Additionally, having that we are now storing data of the same type in a given page, and that there is a high level of redundancy, this lends itself to increased efficiency when we apply compression.
As well as reducing IO as more data can fit into memory, ColumnStore indexes are also memory optimized and are processed in chunks of columns called batches which reduce CPU usage.
ColumnStore indexes were introduced In SQL 2012, were non clustered only, and could not be updated. This meant that you needed to have a workaround for updating your data. One method could be to disable or drop your index, load the data, and then rebuild. Or if you utilize partitioning you could possibly perform a SWITCH operation.

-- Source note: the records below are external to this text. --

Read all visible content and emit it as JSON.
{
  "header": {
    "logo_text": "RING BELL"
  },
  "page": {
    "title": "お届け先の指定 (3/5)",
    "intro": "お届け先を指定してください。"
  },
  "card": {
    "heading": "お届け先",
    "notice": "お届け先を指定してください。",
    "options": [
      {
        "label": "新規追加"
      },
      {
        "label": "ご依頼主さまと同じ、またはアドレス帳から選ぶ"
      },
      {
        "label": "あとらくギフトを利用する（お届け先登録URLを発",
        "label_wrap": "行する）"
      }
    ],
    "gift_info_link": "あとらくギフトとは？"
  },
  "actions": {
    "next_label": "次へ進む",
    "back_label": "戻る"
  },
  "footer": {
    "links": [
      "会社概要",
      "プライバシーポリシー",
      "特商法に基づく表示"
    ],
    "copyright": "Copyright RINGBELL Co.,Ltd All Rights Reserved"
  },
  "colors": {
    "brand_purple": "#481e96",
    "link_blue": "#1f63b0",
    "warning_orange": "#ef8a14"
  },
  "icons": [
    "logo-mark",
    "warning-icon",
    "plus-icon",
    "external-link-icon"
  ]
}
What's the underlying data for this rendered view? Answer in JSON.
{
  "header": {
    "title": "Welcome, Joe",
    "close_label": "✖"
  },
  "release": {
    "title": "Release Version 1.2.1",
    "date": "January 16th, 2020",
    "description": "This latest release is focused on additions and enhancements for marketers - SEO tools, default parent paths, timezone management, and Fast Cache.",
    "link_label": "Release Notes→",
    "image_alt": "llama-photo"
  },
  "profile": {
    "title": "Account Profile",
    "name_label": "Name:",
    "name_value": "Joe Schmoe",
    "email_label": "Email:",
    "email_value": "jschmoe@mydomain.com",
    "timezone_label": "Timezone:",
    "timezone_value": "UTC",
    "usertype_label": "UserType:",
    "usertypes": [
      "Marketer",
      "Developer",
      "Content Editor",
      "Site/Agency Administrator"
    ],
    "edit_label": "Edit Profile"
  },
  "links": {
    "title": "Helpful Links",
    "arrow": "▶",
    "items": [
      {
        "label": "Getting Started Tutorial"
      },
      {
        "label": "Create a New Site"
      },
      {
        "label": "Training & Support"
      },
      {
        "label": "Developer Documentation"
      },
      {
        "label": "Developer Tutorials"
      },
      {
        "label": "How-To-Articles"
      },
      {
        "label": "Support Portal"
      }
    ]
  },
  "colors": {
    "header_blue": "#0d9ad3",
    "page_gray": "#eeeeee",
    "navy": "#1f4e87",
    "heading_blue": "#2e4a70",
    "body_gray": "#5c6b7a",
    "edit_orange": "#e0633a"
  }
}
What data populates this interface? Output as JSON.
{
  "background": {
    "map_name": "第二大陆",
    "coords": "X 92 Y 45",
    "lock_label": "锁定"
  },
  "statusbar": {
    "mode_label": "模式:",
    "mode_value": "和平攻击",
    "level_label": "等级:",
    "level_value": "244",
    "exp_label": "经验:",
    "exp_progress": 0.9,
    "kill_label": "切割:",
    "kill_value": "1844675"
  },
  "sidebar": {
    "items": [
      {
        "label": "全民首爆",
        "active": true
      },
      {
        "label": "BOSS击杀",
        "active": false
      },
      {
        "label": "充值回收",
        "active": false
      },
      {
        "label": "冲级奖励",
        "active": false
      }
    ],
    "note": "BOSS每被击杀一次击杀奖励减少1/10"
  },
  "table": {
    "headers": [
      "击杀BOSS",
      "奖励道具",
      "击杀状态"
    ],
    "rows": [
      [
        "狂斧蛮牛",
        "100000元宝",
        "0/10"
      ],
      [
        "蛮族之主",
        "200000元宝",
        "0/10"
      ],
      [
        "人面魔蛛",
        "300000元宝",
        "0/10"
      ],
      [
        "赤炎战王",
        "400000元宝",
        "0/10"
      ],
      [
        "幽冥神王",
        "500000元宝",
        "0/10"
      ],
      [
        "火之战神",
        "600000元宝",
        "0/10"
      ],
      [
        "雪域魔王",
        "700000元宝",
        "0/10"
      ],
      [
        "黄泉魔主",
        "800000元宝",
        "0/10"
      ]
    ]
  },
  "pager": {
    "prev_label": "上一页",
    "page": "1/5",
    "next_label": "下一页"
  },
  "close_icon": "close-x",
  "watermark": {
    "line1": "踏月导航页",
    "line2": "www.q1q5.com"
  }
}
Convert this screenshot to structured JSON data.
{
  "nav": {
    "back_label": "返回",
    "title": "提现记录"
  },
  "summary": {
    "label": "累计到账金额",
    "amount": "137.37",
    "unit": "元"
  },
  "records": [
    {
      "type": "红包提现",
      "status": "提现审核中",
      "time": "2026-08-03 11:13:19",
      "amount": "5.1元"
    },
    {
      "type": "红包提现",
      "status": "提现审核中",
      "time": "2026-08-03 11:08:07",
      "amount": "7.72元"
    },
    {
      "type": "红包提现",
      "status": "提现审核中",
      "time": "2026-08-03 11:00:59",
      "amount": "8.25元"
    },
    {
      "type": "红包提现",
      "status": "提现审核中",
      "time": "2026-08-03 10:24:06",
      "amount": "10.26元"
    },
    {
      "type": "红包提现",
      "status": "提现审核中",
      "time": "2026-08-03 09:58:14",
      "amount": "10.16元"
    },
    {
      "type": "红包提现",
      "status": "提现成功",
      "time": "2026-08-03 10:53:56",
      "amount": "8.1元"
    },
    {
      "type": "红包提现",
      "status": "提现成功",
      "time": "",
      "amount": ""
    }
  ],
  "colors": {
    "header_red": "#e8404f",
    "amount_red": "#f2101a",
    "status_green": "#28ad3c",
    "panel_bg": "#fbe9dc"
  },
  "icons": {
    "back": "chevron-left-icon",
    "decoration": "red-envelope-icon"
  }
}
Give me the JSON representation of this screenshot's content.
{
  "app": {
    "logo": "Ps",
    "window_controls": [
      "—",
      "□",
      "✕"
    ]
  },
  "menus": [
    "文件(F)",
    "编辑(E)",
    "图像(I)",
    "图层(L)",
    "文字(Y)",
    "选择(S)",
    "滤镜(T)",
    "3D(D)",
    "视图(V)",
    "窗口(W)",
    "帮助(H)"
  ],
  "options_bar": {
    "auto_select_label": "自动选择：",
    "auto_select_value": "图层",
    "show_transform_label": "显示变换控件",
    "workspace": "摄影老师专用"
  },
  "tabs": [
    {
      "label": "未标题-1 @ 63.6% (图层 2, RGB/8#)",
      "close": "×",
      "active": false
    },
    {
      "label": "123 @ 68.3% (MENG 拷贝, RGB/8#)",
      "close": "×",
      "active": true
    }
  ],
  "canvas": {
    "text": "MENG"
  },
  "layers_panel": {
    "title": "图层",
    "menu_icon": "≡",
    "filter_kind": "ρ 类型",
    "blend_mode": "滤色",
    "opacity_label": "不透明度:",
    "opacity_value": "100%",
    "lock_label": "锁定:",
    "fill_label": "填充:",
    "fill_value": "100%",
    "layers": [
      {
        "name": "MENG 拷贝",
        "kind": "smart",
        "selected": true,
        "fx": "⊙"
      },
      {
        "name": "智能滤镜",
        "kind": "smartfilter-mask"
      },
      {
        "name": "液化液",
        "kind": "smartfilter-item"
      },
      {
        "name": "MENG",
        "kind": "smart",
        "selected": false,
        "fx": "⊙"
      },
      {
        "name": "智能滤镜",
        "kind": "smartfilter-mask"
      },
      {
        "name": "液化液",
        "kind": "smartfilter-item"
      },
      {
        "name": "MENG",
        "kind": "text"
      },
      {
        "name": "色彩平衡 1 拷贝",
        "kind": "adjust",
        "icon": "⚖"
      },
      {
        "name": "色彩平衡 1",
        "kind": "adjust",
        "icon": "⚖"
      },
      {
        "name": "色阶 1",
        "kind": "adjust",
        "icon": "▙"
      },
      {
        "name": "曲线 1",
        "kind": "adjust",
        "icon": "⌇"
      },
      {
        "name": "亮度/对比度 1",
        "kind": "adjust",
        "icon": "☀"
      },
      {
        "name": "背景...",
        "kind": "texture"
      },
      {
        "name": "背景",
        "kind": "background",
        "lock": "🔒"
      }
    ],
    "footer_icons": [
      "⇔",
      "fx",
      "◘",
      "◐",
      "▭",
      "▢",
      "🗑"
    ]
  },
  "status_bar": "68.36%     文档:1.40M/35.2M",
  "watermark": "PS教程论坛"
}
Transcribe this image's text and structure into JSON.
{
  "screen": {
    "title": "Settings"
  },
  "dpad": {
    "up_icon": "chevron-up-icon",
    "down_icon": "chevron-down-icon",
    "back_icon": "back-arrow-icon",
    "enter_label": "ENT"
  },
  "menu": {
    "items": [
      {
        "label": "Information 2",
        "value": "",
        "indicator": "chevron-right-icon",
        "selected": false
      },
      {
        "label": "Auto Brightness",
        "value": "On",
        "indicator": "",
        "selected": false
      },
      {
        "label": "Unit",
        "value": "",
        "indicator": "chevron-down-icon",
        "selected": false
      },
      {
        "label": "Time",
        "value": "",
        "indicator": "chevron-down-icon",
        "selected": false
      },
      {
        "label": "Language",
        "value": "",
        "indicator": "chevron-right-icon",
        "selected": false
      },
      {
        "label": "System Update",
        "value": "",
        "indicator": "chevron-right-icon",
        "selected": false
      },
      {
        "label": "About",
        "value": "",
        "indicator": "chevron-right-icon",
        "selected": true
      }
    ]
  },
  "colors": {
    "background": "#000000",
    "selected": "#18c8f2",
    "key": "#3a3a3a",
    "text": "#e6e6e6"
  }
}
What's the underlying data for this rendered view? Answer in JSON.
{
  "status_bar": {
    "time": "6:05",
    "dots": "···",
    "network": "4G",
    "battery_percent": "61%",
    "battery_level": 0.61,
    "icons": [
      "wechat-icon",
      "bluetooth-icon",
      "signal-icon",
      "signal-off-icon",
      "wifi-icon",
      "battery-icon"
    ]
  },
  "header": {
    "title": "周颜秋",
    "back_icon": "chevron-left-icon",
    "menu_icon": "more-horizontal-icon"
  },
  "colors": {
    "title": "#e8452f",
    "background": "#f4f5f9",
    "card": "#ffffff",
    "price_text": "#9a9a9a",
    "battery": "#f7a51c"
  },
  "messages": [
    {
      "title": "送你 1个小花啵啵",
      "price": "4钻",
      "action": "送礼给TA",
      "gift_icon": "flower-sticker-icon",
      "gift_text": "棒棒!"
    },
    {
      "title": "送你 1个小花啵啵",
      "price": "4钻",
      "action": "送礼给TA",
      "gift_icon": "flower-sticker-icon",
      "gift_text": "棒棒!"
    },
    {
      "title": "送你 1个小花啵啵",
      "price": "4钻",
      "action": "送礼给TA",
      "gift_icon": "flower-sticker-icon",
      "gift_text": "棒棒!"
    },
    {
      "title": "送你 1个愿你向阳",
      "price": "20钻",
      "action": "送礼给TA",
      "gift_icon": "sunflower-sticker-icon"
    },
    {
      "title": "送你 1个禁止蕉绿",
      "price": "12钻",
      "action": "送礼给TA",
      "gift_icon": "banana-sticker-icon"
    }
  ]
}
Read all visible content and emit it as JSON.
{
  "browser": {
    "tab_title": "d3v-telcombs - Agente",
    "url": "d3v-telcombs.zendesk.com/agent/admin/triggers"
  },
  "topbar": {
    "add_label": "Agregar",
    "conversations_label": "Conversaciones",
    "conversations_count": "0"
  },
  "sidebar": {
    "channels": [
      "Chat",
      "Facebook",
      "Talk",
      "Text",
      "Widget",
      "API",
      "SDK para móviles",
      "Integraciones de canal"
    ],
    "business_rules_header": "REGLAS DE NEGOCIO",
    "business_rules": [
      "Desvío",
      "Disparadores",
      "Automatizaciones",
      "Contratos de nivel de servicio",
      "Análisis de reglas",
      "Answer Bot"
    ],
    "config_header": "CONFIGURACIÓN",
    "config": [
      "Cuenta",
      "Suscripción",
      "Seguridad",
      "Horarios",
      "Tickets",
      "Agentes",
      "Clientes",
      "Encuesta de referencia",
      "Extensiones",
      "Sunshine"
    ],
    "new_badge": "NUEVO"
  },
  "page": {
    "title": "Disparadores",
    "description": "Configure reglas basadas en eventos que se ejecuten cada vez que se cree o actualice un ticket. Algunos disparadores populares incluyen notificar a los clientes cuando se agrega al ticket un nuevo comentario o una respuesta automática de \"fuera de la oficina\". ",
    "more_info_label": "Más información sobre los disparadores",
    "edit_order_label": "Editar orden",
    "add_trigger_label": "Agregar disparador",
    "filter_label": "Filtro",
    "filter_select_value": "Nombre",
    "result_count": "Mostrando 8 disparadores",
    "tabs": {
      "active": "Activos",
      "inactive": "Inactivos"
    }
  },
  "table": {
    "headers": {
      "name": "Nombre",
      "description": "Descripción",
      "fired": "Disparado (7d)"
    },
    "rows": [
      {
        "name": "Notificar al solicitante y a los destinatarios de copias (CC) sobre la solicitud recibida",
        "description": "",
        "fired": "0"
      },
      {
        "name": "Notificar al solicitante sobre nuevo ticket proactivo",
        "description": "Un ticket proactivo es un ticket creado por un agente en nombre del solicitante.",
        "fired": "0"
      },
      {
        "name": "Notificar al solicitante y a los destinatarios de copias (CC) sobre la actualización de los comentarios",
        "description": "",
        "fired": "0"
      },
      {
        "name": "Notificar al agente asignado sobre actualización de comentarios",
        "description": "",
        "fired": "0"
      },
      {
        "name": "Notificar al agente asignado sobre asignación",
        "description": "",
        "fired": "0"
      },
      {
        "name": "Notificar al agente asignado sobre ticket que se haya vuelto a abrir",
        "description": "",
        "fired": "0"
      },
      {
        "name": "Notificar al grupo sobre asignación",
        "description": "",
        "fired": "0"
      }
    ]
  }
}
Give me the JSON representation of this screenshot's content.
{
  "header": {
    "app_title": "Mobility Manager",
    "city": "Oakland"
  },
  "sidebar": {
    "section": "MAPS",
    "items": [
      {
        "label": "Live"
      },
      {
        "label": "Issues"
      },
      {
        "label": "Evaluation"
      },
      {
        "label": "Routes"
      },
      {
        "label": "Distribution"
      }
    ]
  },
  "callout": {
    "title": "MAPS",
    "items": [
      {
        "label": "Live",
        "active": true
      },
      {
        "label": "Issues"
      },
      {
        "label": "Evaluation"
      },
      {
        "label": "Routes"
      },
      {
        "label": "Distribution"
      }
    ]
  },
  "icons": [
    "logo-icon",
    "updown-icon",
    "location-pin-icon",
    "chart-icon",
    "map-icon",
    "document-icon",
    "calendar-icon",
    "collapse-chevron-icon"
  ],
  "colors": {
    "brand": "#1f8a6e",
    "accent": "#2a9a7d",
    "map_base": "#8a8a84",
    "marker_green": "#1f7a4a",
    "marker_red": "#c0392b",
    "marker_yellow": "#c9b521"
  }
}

If you would like to go into more details about ColumnStore indexes you can follow the link here. http://technet.microsoft.com/en-gb/library/gg492088.aspx
But for now, we will explore that fact that in SQL 2014, Microsoft has allowed us to not only create clustered ColumnStore indexes, but also to update them!
Let’s run through a real quick example to see the benefits of a ColumnStore index, and finally we will prove that they can now be updated. As stated ColumnStore indexes have their real benefits in a DW situation, so for this example I will use the AdventureWorksDW2012 database, and we will be using the dbo.FactResellerSales table.
First of all, we will take a copy of the FactResellerSales table, and then create a clustered ColumnStore index on that copy. This will give us two tables which apart from the ColumnStore index, are identical to test against.
Now lets query both tables in a single batch, and then compare the results. We will turn on the graphical execution plan and also generate some time/IO metrics.
Now let’s look at the results…
As you can see, the use of a clustered ColumnStore index to satisfy this query had an overall cost of 25% relative to the batch. Whereas the query utilizing the standard clustered index has cost the remaining 75%! Additionally, if we tooltip over the ColumnStore index operator we can see that it has an estimated IO cost of 0.003125 compared to 2.19868 for the row-based index.
Lets go further and look at the statistics for Time and IO!
From this output you can see that the first query, with the normal clustered index, has performed 2982 logical reads. And the second query, which uses the ColumnStore index, has performed only 77 logical reads as well as 60 read-ahead reads. A significant difference!
A brief aside on reads… A ‘logical read’ occurs every time SQL server requests a data page from the buffer cache. If the page is not in memory, then this needs to be read from the disk and that constitutes a ‘physical read’. ‘read-ahead reads’ are an optimization method whereby the pages are brought into the buffer cache before they are referenced by the query. Put simply, SQL server was able to determine the pages that it needed in advance.
As stated previously, in SQL 2012 ColumnStore indexes could not be updated. And if you tried to update a ColumnStore index, you would get the following error.
Now in SQL 2014 ColumnStore indexes can be clustered, and they can also be updated, which means you have time to make another coffee, because you will see this screen instead!
So there we have it – a little example where you can see that the benefits of using a ColumnStore index are substantial. Please do consider however that this test was performed against the AdventureworksDW database and this particular fact table had only 60,000 rows. In a real life DW scenario it is likely that you will have hundreds of millions of rows, and beyond. And this is where you could truly see a significant gain by using ColumnStore indexes.